Hospital performance reports based on severity adjusted mortality rates in patients with cirrhosis depend on the method of risk adjustment
- PMID: 22700635
Hospital performance reports based on severity adjusted mortality rates in patients with cirrhosis depend on the method of risk adjustment
Abstract
Background: Hospital outcome report cards are used to judge provider performance, including for liver transplantation. We aimed to determine the impact of the choice of risk adjustment method on hospital rankings based on mortality rates in cirrhotic patients.
Material and methods: We identified 68,426 cirrhotic patients hospitalized in the Nationwide Inpatient Sample database. Four risk adjustment methods (the Charlson/Deyo and Elixhauser algorithms, Disease Staging, and All Patient Refined Diagnosis Related Groups) were used in logistic regression models for mortality. Observed to expected (O/E) death rates were calculated for each method and hospital. Statistical outliers with higher or lower than expected mortality were identified and rankings compared across methods.

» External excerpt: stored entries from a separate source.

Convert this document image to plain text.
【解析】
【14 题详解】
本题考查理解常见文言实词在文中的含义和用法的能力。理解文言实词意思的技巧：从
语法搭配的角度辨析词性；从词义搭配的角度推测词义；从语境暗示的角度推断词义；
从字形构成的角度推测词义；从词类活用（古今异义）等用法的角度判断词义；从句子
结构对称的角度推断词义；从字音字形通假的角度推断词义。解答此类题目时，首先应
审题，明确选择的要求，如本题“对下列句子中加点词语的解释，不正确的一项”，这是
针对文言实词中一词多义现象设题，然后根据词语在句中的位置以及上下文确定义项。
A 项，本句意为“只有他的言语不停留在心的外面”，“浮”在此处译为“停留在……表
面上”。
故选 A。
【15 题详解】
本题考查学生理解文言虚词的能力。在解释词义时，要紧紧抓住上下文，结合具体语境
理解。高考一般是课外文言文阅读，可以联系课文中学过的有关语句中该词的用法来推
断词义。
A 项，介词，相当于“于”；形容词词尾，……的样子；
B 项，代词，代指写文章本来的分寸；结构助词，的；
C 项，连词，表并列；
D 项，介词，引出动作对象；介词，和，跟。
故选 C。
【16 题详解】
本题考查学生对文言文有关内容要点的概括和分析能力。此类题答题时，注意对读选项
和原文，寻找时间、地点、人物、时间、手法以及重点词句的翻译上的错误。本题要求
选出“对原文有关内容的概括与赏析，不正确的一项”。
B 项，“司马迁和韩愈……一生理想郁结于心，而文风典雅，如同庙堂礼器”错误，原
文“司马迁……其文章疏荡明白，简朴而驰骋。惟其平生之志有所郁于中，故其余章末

Results: Unadjusted mortality rates for the 553 hospitals ranged from 1.4 to 30% (overall, 10.6%). For 163 hospitals (29.5%), observed mortality differed significantly from expected when judged by one or more, but not all four, risk adjustment methods (25.9% higher than expected mortality and 3.6% lower than expected mortality). Only 28% of poor performers and 10% of superior performers were consistently ranked as such by all methods. Agreement between methods as to whether hospitals were flagged as outliers was moderate (kappa 0.51-0.59), except the Charlson/Deyo and Elixhauser algorithms which demonstrated excellent agreement (kappa 0.75).
Conclusions: Hospital performance reports for patients with cirrhosis require sensitivity to the method of risk adjustment. Depending upon the method, up to 30% of hospitals may be flagged as outliers by one, but not all methods. These discrepancies could have important implications for centers erroneously labeled as high mortality outliers.